The pipeline can be extended to India if New Delhi is interested, he said. “If India is interested, we definitely can look at it.”
“We welcome India’s participation,” he said adding for the moment Iran was in negotiations with New Delhi-based South Asia Gas Enterprise Pvt Ltd (SAGE) for construction of an undersea line.
Under the proposal being discussed, SAGE will lay the 1,400-km pipeline bypassing the exclusive economic zone (EEZ) of Pakistan. Any company wanting to buy gas from Iran can use the pipeline for a rent.
“SAGE will not be buying gas from Iran. It will lead an international consortium for building the pipeline,” its Director Subhodh Kumar Jain said.
The company will next year conduct a FEED study and tie-up financing. “SBI Caps is advising us on the project,” he said.
India and Iran had in 2005 finalised a very attractive price for gas from Iran-Pakistan-India (IPI) pipeline. Iran was to charge 6.3 per cent of the 10-month average of crude oil plus a fixed USD 1.15 per million British thermal unit. Gas price, according to this formula, would come to USD 3.67 per mmBtu at current oil price of USD 40 per barrel.
Iran had in 2009 sought a revision in the indexation to crude oil to 12 per cent while lowering of the fixed component to USD 1.1 per mmBtu.
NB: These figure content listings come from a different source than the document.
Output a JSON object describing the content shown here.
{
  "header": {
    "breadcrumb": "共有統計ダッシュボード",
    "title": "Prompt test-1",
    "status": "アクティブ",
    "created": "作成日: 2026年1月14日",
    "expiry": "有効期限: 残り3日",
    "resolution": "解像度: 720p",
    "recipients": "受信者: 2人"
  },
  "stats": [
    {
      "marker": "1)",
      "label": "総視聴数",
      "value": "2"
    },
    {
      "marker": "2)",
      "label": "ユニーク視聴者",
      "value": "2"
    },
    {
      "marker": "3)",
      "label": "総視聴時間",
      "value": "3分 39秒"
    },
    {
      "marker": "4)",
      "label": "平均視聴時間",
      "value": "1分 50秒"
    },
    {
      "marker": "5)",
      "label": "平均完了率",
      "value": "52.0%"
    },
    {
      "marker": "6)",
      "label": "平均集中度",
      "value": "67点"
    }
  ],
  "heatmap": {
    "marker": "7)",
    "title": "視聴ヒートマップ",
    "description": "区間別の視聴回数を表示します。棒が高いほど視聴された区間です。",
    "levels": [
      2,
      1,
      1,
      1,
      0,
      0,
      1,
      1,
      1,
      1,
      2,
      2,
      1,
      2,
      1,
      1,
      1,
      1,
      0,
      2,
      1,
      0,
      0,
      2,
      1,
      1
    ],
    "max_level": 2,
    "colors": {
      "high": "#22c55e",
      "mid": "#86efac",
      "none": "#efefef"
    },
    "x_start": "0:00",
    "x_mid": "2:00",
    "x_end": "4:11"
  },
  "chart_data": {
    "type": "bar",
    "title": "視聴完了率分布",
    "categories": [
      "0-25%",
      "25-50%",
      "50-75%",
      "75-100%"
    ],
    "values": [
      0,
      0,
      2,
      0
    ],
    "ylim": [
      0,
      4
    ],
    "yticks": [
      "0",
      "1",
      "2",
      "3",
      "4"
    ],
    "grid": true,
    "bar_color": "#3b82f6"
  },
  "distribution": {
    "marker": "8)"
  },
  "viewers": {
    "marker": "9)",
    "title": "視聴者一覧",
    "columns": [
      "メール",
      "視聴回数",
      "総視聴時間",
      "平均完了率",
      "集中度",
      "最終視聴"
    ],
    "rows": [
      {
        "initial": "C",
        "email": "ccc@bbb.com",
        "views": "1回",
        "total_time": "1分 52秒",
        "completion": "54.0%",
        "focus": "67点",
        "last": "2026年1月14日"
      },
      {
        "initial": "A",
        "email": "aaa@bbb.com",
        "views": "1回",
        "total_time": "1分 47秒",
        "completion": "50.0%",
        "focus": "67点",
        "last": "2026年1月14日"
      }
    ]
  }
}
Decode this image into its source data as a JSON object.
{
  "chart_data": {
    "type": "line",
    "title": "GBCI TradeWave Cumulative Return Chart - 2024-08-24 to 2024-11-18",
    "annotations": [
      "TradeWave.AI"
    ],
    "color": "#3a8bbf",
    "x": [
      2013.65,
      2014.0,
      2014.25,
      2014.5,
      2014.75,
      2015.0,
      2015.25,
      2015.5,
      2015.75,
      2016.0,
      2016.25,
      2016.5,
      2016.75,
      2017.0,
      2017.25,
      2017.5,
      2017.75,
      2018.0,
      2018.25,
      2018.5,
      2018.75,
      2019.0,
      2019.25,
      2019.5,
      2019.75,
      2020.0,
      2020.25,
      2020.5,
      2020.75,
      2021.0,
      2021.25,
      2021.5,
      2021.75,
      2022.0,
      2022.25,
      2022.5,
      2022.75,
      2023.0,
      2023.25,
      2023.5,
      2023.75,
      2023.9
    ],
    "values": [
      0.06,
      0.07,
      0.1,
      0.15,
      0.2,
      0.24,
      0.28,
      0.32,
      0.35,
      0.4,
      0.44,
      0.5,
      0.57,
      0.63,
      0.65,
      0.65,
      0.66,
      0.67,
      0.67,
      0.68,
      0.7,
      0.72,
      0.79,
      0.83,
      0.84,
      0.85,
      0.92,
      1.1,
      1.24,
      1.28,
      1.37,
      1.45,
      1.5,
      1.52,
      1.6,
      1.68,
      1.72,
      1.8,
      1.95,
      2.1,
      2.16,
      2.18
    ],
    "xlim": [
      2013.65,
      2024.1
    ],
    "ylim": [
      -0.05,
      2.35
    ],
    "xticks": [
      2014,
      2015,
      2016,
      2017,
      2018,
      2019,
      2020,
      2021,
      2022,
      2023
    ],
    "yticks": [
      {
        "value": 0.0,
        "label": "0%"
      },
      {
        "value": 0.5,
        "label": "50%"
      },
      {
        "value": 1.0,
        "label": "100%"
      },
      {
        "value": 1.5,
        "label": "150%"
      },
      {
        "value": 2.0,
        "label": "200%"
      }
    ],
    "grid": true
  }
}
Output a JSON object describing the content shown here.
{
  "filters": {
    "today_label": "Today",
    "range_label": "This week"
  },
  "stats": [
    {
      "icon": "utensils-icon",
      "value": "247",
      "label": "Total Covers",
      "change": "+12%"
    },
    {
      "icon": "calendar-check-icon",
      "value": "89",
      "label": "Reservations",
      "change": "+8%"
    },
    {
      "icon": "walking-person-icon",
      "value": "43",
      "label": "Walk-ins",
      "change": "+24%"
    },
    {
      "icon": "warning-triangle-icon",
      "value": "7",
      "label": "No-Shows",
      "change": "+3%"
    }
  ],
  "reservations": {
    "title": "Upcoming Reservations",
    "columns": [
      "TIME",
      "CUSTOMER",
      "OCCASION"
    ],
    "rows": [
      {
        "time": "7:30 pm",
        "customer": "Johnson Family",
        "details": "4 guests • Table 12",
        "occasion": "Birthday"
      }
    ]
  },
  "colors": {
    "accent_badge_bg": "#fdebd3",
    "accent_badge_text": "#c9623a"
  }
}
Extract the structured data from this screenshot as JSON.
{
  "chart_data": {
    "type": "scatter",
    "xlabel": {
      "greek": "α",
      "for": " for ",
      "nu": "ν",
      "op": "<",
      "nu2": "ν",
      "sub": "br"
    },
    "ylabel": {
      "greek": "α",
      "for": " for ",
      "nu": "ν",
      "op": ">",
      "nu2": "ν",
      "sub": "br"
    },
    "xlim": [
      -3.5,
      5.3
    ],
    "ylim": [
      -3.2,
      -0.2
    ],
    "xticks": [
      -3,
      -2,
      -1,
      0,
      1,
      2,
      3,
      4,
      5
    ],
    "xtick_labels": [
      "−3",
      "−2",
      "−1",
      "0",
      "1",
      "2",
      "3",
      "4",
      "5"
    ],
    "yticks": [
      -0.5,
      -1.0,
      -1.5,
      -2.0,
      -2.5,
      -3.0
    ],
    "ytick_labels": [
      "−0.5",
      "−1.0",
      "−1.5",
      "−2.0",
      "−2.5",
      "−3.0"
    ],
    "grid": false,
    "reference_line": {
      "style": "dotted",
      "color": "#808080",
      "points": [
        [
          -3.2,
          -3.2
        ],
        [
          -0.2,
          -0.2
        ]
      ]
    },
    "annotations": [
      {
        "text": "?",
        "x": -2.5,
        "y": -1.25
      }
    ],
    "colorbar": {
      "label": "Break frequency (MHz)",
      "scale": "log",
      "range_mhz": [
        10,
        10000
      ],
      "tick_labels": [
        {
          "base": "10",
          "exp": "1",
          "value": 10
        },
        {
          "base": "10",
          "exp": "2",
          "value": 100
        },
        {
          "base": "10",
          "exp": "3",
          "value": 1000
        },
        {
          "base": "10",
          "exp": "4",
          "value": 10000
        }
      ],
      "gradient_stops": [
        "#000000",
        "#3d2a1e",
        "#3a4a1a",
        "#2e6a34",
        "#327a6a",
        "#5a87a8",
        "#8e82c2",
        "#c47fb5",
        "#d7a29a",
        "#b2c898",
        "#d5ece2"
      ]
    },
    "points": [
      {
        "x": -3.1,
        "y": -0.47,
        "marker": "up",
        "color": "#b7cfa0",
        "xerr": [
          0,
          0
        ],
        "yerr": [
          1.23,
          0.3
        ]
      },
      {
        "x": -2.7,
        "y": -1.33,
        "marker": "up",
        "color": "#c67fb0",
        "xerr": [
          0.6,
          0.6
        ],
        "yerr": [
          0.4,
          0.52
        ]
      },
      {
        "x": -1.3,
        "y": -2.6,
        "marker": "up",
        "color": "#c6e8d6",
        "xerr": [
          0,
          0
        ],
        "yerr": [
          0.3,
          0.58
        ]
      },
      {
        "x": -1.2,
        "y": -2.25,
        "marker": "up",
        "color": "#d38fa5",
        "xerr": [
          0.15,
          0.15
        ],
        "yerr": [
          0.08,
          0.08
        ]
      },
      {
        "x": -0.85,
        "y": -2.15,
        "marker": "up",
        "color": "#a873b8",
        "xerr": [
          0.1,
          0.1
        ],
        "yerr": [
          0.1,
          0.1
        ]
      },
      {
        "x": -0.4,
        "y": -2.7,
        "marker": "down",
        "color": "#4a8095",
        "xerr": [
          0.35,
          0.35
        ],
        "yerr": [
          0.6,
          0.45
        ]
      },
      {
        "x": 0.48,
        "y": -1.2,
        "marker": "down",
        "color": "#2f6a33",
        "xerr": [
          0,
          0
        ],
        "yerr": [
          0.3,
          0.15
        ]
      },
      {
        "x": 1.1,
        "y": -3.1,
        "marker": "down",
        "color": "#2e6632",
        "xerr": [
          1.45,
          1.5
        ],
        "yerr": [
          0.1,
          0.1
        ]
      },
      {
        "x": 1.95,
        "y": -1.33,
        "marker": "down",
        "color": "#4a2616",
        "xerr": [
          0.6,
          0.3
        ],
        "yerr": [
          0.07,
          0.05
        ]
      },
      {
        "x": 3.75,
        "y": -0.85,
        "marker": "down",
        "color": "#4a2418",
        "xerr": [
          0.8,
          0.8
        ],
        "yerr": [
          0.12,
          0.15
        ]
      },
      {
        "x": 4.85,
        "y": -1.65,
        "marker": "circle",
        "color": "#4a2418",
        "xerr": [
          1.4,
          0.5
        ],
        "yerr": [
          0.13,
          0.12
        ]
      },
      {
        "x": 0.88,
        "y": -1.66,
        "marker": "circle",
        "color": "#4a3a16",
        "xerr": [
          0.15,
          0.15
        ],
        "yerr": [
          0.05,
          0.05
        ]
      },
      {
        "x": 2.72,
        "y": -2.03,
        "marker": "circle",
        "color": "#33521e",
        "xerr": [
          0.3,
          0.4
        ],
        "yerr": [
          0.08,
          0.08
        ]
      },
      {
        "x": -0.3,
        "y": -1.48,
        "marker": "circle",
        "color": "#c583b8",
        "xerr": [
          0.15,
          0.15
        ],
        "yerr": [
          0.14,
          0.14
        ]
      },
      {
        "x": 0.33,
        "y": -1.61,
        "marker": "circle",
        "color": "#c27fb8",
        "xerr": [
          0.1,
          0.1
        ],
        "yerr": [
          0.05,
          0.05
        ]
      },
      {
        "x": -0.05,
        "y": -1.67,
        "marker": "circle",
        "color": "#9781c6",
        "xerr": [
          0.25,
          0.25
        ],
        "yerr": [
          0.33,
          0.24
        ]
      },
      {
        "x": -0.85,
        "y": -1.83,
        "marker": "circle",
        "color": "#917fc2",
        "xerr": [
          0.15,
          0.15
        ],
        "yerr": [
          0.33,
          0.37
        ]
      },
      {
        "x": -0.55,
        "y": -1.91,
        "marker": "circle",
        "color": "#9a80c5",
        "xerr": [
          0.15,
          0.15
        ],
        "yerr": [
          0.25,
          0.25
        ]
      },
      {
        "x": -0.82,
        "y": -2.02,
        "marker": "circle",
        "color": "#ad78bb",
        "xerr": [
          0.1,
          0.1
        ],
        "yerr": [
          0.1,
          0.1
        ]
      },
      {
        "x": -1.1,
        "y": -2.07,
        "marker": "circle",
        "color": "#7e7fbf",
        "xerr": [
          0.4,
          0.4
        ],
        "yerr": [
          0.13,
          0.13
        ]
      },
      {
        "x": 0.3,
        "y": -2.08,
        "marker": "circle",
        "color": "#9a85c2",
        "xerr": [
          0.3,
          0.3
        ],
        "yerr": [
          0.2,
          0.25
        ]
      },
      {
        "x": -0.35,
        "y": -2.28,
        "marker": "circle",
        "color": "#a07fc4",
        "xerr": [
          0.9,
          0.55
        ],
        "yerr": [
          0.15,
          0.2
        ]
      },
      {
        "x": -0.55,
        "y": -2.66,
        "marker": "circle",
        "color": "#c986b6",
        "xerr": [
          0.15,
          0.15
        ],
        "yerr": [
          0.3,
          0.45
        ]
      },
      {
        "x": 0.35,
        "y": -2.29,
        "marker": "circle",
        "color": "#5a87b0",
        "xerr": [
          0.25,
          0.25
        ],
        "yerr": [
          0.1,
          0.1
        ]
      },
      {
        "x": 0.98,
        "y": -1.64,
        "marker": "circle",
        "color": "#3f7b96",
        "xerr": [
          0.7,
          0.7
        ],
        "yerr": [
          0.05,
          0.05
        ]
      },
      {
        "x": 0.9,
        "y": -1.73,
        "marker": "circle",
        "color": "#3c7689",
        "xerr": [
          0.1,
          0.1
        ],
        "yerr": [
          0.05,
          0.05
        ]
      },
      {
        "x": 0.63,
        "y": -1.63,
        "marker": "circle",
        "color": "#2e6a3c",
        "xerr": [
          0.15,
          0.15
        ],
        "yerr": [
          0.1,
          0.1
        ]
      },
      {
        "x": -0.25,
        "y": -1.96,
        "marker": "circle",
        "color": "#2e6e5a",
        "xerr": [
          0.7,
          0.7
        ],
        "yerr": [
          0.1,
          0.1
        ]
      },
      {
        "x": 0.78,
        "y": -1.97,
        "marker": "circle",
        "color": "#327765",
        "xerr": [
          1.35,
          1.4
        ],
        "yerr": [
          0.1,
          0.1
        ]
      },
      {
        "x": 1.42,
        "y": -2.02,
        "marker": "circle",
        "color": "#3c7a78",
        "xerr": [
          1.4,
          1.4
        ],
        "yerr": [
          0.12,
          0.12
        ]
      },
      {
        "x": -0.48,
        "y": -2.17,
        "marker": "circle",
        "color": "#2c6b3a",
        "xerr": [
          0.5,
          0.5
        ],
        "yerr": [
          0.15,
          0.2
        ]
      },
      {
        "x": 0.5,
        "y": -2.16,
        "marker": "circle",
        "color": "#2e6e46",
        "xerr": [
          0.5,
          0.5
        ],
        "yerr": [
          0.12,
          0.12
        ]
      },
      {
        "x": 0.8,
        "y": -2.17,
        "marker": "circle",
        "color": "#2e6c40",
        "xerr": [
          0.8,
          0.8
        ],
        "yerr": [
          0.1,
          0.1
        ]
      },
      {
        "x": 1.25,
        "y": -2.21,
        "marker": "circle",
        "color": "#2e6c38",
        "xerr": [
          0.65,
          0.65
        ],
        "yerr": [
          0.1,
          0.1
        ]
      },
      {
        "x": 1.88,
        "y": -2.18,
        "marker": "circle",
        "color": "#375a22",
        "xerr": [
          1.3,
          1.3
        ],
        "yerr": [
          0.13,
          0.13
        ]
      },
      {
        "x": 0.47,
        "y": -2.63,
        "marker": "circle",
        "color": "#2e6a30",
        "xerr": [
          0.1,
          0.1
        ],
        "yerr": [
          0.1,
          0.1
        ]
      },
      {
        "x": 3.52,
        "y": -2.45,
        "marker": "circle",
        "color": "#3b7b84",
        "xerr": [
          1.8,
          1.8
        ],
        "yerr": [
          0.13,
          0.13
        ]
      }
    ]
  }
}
Even at the revised formula, the cost of gas would have been USD 5.9 per mmBtu – less than the price at which LNG is available in spot or current market and half of the price at which India currently imports LNG from Qatar on a long term contract.
Besides, India was also to pay USD 1.1-1.2 per mBtu in transportation cost and transit fee for wheeling the gas through Pakistan, still making it cheaper than liquefied natural gas (LNG).
India has not pursued the IPI project due to concerns over security of supplies through Pakistan. However, it is pursuing an alternate Turkmenistan-Afghanistan-Pakistan-India (TAPI) pipeline.
Besides security, transportation fee charged by Pakistan was an issue for India. New Delhi, drawing from experience in international pipeline projects, has suggested a transportation tariff of USD 0.50 per mmBtu while Pakistan wanted USD 1.57.
Also, Islamabad wanted a transit fee of 10 per cent of the gas price at India border (price payable to Iran plus transportation cost) while India was willing to pay a maximum of 5 per cent of the gas price at Iran-Pakistan border.
Kameli said Iran is the holder of world’s largest gas reserves at 34 trillion cubic meters. “Iran will be reliable supplier to anybody willing to buy.”